Potenzielle Kosten aus Bundesmitteln durch die Ausstellung „Freiraum Kunst“ im Schloss Bellevue
Worum es geht
Die Bundesregierung beantwortet eine Kleine Anfrage der AfD-Fraktion zu Kosten, Abläufen und Verantwortlichkeiten rund um die Ausstellung „Freiraum Kunst“ im Schloss Bellevue (13.–28. Juni 2026). Im Fokus stehen Bundesmittel, Sicherheitskosten, Beteiligungen von Behörden, Schutzmaßnahmen, Reaktionen und Kosten externer Dienstleister.
1. Gesamtkosten & Bundesbeteiligung
- Gesamtkosten der Ausstellung: 625.000 €
- Bundesbeteiligung: 224.000 € (36 %)
- 124.000 € durch die Akademie der Künste
- 100.000 € durch den Beauftragten für Kultur und Medien (BKM)
2. Kostenaufteilung
Ausstellungskosten (233.000 €)
- 140.000 € Ausstellung (Honorare, Reisen, Technik, Transport, GEMA etc.)
- 26.000 € Bildung & Vermittlung
- 67.000 € „Büro der öffentlichen Sache“ (Honorare, Technik, Mobiliar etc.)
Sicherheitskosten (321.000 €)
- 225.000 € Sicherheitsvorkehrungen Gelände
- 96.000 € Sicherheitsvorkehrungen im Gebäude Grund: Schloss Bellevue war weiterhin Amtssitz des Bundespräsidenten, inkl. Staatsbesuchen → hohe Sicherheitsanforderungen.
Öffentlichkeitsarbeit (71.000 €)
- 28.000 € Außenwerbung
- 15.000 € Standortkommunikation
- 10.000 € Grafik
3. Beteiligte Institutionen & Entscheidungen
- Akademie der Künste erhielt zusätzlich 100.000 € vom BKM (Mai 2026).
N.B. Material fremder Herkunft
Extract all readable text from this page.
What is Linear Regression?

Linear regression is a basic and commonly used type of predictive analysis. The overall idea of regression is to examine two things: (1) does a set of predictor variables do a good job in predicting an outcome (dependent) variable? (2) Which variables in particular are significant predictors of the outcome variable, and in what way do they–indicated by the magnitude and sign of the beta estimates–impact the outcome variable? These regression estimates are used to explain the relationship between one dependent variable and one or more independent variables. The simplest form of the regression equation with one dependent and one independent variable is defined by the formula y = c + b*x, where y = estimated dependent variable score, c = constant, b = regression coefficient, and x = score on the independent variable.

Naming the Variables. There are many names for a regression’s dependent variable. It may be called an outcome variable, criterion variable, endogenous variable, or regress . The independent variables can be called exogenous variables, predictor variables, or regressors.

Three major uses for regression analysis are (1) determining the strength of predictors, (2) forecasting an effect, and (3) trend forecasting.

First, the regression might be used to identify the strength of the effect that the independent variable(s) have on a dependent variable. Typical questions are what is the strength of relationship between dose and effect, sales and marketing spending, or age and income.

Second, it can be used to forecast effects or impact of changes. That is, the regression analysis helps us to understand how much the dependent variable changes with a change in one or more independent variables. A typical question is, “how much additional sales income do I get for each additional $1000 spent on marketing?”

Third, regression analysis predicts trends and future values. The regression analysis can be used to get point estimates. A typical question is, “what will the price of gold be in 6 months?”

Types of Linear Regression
- Begründung: Projekt sei von „erheblichem Bundesinteresse“.
4. Sicherheit & Reinigung
- Sicherheitsfirmen:
- Securitas (Gelände)
- Busch & Dähn (Ausstellungsort)
- Vergabe ohne Ausschreibung, basierend auf bestehenden Rahmenverträgen.
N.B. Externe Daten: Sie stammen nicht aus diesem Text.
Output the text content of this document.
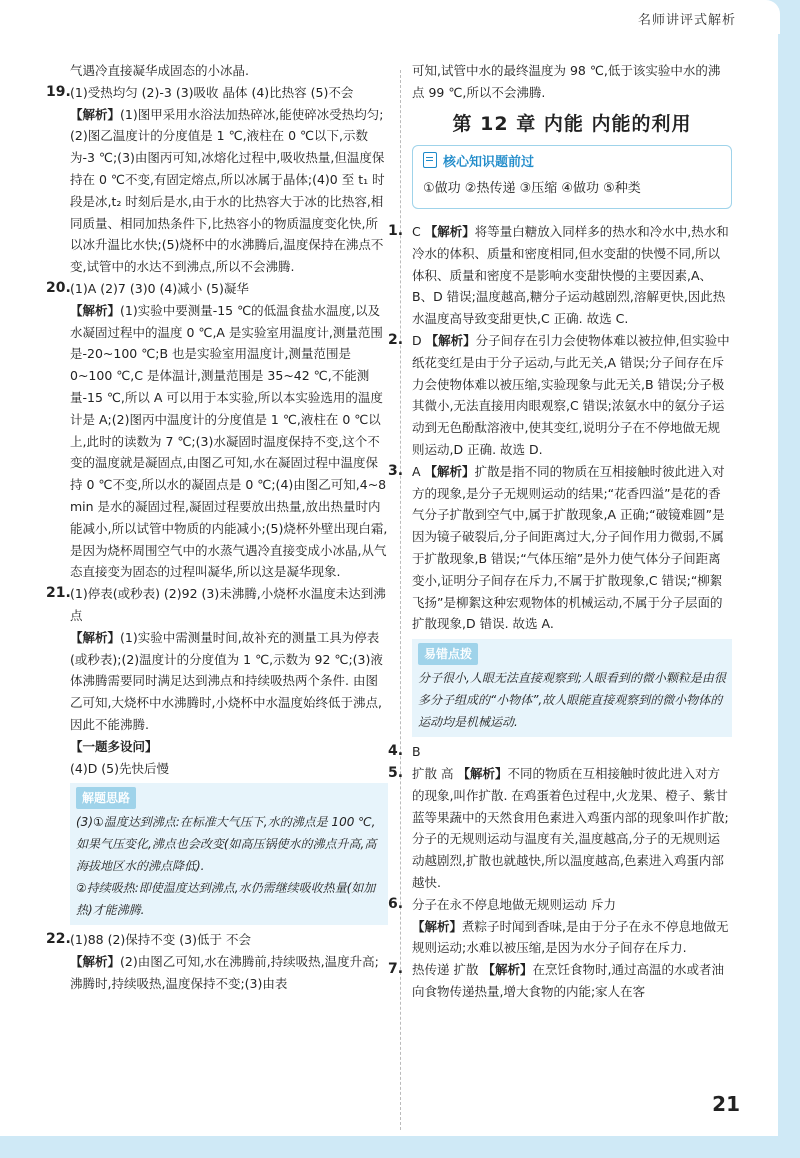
名师讲评式解析

气遇冷直接凝华成固态的小冰晶.

19. (1)受热均匀 (2)-3 (3)吸收 晶体 (4)比热容 (5)不会

【解析】(1)图甲采用水浴法加热碎冰,能使碎冰受热均匀;(2)图乙温度计的分度值是 1 ℃,液柱在 0 ℃以下,示数为-3 ℃;(3)由图丙可知,冰熔化过程中,吸收热量,但温度保持在 0 ℃不变,有固定熔点,所以冰属于晶体;(4)0 至 t₁ 时段是冰,t₂ 时刻后是水,由于水的比热容大于冰的比热容,相同质量、相同加热条件下,比热容小的物质温度变化快,所以冰升温比水快;(5)烧杯中的水沸腾后,温度保持在沸点不变,试管中的水达不到沸点,所以不会沸腾.

20. (1)A (2)7 (3)0 (4)减小 (5)凝华

【解析】(1)实验中要测量-15 ℃的低温食盐水温度,以及水凝固过程中的温度 0 ℃,A 是实验室用温度计,测量范围是-20~100 ℃;B 也是实验室用温度计,测量范围是 0~100 ℃,C 是体温计,测量范围是 35~42 ℃,不能测量-15 ℃,所以 A 可以用于本实验,所以本实验选用的温度计是 A;(2)图丙中温度计的分度值是 1 ℃,液柱在 0 ℃以上,此时的读数为 7 ℃;(3)水凝固时温度保持不变,这个不变的温度就是凝固点,由图乙可知,水在凝固过程中温度保持 0 ℃不变,所以水的凝固点是 0 ℃;(4)由图乙可知,4~8 min 是水的凝固过程,凝固过程要放出热量,放出热量时内能减小,所以试管中物质的内能减小;(5)烧杯外壁出现白霜,是因为烧杯周围空气中的水蒸气遇冷直接变成小冰晶,从气态直接变为固态的过程叫凝华,所以这是凝华现象.

21. (1)停表(或秒表) (2)92 (3)未沸腾,小烧杯水温度未达到沸点

【解析】(1)实验中需测量时间,故补充的测量工具为停表(或秒表);(2)温度计的分度值为 1 ℃,示数为 92 ℃;(3)液体沸腾需要同时满足达到沸点和持续吸热两个条件. 由图乙可知,大烧杯中水沸腾时,小烧杯中水温度始终低于沸点,因此不能沸腾.

【一题多设问】

(4)D (5)先快后慢

解题思路

(3)①温度达到沸点:在标准大气压下,水的沸点是 100 ℃,如果气压变化,沸点也会改变(如高压锅使水的沸点升高,高海拔地区水的沸点降低).

②持续吸热:即使温度达到沸点,水仍需继续吸收热量(如加热)才能沸腾.

22. (1)88 (2)保持不变 (3)低于 不会

【解析】(2)由图乙可知,水在沸腾前,持续吸热,温度升高;沸腾时,持续吸热,温度保持不变;(3)由表

可知,试管中水的最终温度为 98 ℃,低于该实验中水的沸点 99 ℃,所以不会沸腾.

第 12 章 内能 内能的利用
核心知识题前过
①做功 ②热传递 ③压缩 ④做功 ⑤种类
1. C 【解析】将等量白糖放入同样多的热水和冷水中,热水和冷水的体积、质量和密度相同,但水变甜的快慢不同,所以体积、质量和密度不是影响水变甜快慢的主要因素,A、B、D 错误;温度越高,糖分子运动越剧烈,溶解更快,因此热水温度高导致变甜更快,C 正确. 故选 C.

2. D 【解析】分子间存在引力会使物体难以被拉伸,但实验中纸花变红是由于分子运动,与此无关,A 错误;分子间存在斥力会使物体难以被压缩,实验现象与此无关,B 错误;分子极其微小,无法直接用肉眼观察,C 错误;浓氨水中的氨分子运动到无色酚酞溶液中,使其变红,说明分子在不停地做无规则运动,D 正确. 故选 D.

3. A 【解析】扩散是指不同的物质在互相接触时彼此进入对方的现象,是分子无规则运动的结果;“花香四溢”是花的香气分子扩散到空气中,属于扩散现象,A 正确;“破镜难圆”是因为镜子破裂后,分子间距离过大,分子间作用力微弱,不属于扩散现象,B 错误;“气体压缩”是外力使气体分子间距离变小,证明分子间存在斥力,不属于扩散现象,C 错误;“柳絮飞扬”是柳絮这种宏观物体的机械运动,不属于分子层面的扩散现象,D 错误. 故选 A.

易错点拨

分子很小,人眼无法直接观察到;人眼看到的微小颗粒是由很多分子组成的“小物体”,故人眼能直接观察到的微小物体的运动均是机械运动.

4. B

5. 扩散 高 【解析】不同的物质在互相接触时彼此进入对方的现象,叫作扩散. 在鸡蛋着色过程中,火龙果、橙子、紫甘蓝等果蔬中的天然食用色素进入鸡蛋内部的现象叫作扩散;分子的无规则运动与温度有关,温度越高,分子的无规则运动越剧烈,扩散也就越快,所以温度越高,色素进入鸡蛋内部越快.

6. 分子在永不停息地做无规则运动 斥力

【解析】煮粽子时闻到香味,是由于分子在永不停息地做无规则运动;水难以被压缩,是因为水分子间存在斥力.

7. 热传递 扩散 【解析】在烹饪食物时,通过高温的水或者油向食物传递热量,增大食物的内能;家人在客

21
- Reinigung durch eigenes Personal, Kosten nicht gesondert ermittelbar.
- Keine Schäden am Boden, keine Schutzvorkehrungen notwendig.
5. Schäden & Haftung
- Schäden beim Auf-/Abbau wären von Verursachern bzw. Akademie der Künste zu tragen.
- Keine zusätzlichen Sanierungskosten entstanden.
6. Internationale Reaktionen
- Bundesregierung hat keine Kenntnis über diplomatische oder internationale Reaktionen auf die umstrittene Skulptur.
7. Künstler & Honorare
- Liste der beteiligten Künstler wird vollständig aufgeführt.
- Honorare werden nicht offengelegt (Betriebs- und Geschäftsgeheimnisse).
8. Bewertung der „Sexpuppe“-Darstellung
- Bundesregierung bewertet keine einzelnen Kunstwerke.
- Kunstfreiheit nach Art. 5 Abs. 3 GG ist vorbehaltlos gewährleistet.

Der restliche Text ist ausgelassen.